Dr. Austad had gone on a hunting trip in the Caucasus Mountains, starting from what was then known as Leningrad (now St. Petersburg, since the fall of the Soviet Union in 1991).

"When I came away, I was so excited to learn more about Russia," Vance said. She started researching at the Monroe Public Library. "I started pulling out books about Russia and Leningrad. Each book I read fired me up for another one."

Her fascination with Russia eventually led her in 1982 to start working on a romance-adventure novel about Alexis, a University of Wisconsin professor from Madison, who falls in love with a Russian hunter named Mikhail while on a research trip to Leningrad. The book, set in the '80s, weaves in Vance's historical research of Leningrad, the Caucasus Mountains and Baku, a city on the Caspian sea located in what is now Azerbaijan.

Three decades later, her novel "The Heart of a Lion," is finally published. In June, she released it via the self-publishing company Xlibris. She's celebrating its publication with a series of book-signings in the coming weeks around Monroe.

"The Heart of a Lion" didn't take 30 years to write, however. Vance finished a draft in 1985. Her writing routine back then was dictated by the typewriter: she'd write 1 to 4 p.m. every afternoon, then edit the pages after dinner. The next day, she re-typed what she'd written the previous day, this time with edits.

When she finished this first draft in 1985, she sent it out to romance novel publishers, such as Harlequin, but got nothing in return but rejection notices. Defeated, she shelved the novel until 2009.

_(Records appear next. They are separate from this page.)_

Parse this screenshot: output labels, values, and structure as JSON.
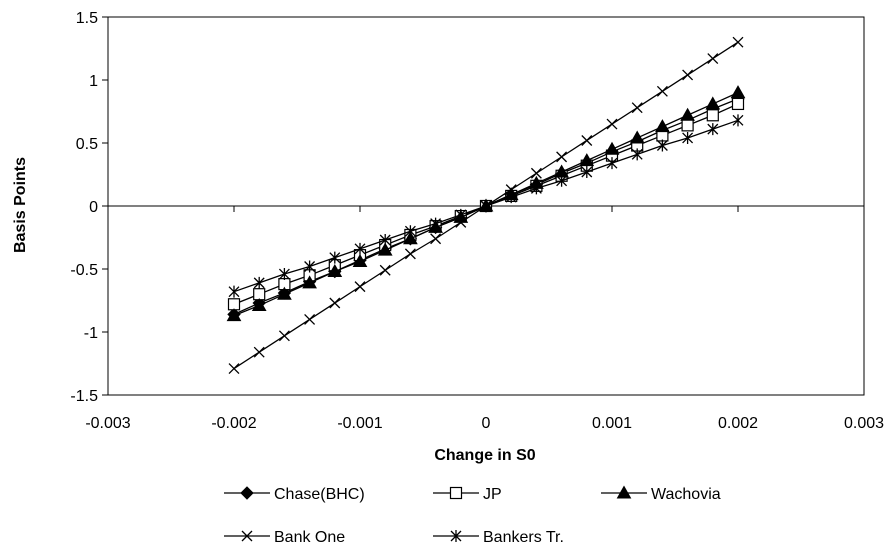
{
  "chart_data": {
    "type": "line",
    "xlabel": "Change in S0",
    "ylabel": "Basis Points",
    "xlim": [
      -0.003,
      0.003
    ],
    "ylim": [
      -1.5,
      1.5
    ],
    "x_ticks": [
      -0.003,
      -0.002,
      -0.001,
      0,
      0.001,
      0.002,
      0.003
    ],
    "x_tick_labels": [
      "-0.003",
      "-0.002",
      "-0.001",
      "0",
      "0.001",
      "0.002",
      "0.003"
    ],
    "y_ticks": [
      1.5,
      1,
      0.5,
      0,
      -0.5,
      -1,
      -1.5
    ],
    "y_tick_labels": [
      "1.5",
      "1",
      "0.5",
      "0",
      "-0.5",
      "-1",
      "-1.5"
    ],
    "grid": false,
    "legend_position": "bottom",
    "x": [
      -0.002,
      -0.0018,
      -0.0016,
      -0.0014,
      -0.0012,
      -0.001,
      -0.0008,
      -0.0006,
      -0.0004,
      -0.0002,
      0,
      0.0002,
      0.0004,
      0.0006,
      0.0008,
      0.001,
      0.0012,
      0.0014,
      0.0016,
      0.0018,
      0.002
    ],
    "series": [
      {
        "name": "Chase(BHC)",
        "marker": "diamond",
        "values": [
          -0.86,
          -0.77,
          -0.69,
          -0.6,
          -0.52,
          -0.43,
          -0.34,
          -0.26,
          -0.17,
          -0.09,
          0,
          0.09,
          0.17,
          0.26,
          0.34,
          0.43,
          0.51,
          0.6,
          0.68,
          0.77,
          0.85
        ]
      },
      {
        "name": "JP",
        "marker": "square-open",
        "values": [
          -0.78,
          -0.7,
          -0.62,
          -0.55,
          -0.47,
          -0.39,
          -0.31,
          -0.23,
          -0.16,
          -0.08,
          0,
          0.08,
          0.16,
          0.24,
          0.32,
          0.4,
          0.48,
          0.56,
          0.64,
          0.72,
          0.81
        ]
      },
      {
        "name": "Wachovia",
        "marker": "triangle",
        "values": [
          -0.87,
          -0.79,
          -0.7,
          -0.61,
          -0.52,
          -0.44,
          -0.35,
          -0.26,
          -0.17,
          -0.09,
          0,
          0.09,
          0.18,
          0.27,
          0.36,
          0.45,
          0.54,
          0.63,
          0.72,
          0.81,
          0.9
        ]
      },
      {
        "name": "Bank One",
        "marker": "x",
        "values": [
          -1.29,
          -1.16,
          -1.03,
          -0.9,
          -0.77,
          -0.64,
          -0.51,
          -0.38,
          -0.26,
          -0.13,
          0,
          0.13,
          0.26,
          0.39,
          0.52,
          0.65,
          0.78,
          0.91,
          1.04,
          1.17,
          1.3
        ]
      },
      {
        "name": "Bankers Tr.",
        "marker": "asterisk",
        "values": [
          -0.68,
          -0.61,
          -0.54,
          -0.48,
          -0.41,
          -0.34,
          -0.27,
          -0.2,
          -0.14,
          -0.07,
          0,
          0.07,
          0.14,
          0.2,
          0.27,
          0.34,
          0.41,
          0.48,
          0.54,
          0.61,
          0.68
        ]
      }
    ]
  }
}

"What helped me decide to do the rewrite was we had a computer," Vance said. Now she could edit effortlessly and as often as she wanted - no more afternoons of painstakingly re-typing chapters.

This time around, she also sought out more help with editing. First she asked her brother to read the first three chapters and just tell her what he thought.

"My brother said he wasn't expecting much," she said, smiling. "When he read the chapters, he changed his mind. With that kind of encouragement, I definitely kept going."

She also got editing help from a friend in Rockford and, after she ran into him one day downtown on the Square, Earl Brockman, a retired English teacher at Monroe High School.

"He didn't hesitate a minute," she said of Brockman. "That's why I felt so positive about this book, with all the help I got."

She did the bulk of her rewriting of "The Heart of a Lion" during the summer of 2010, inside with the air-conditioner on.

The whole process was so enjoyable, she decided to write another novel.

"I have nine chapters started on another book, about a young woman who was the dress designer for a French design company," Vance said. There's a local connection to this one, too: the woman decides to move back to Wisconsin to start her own dress-design company.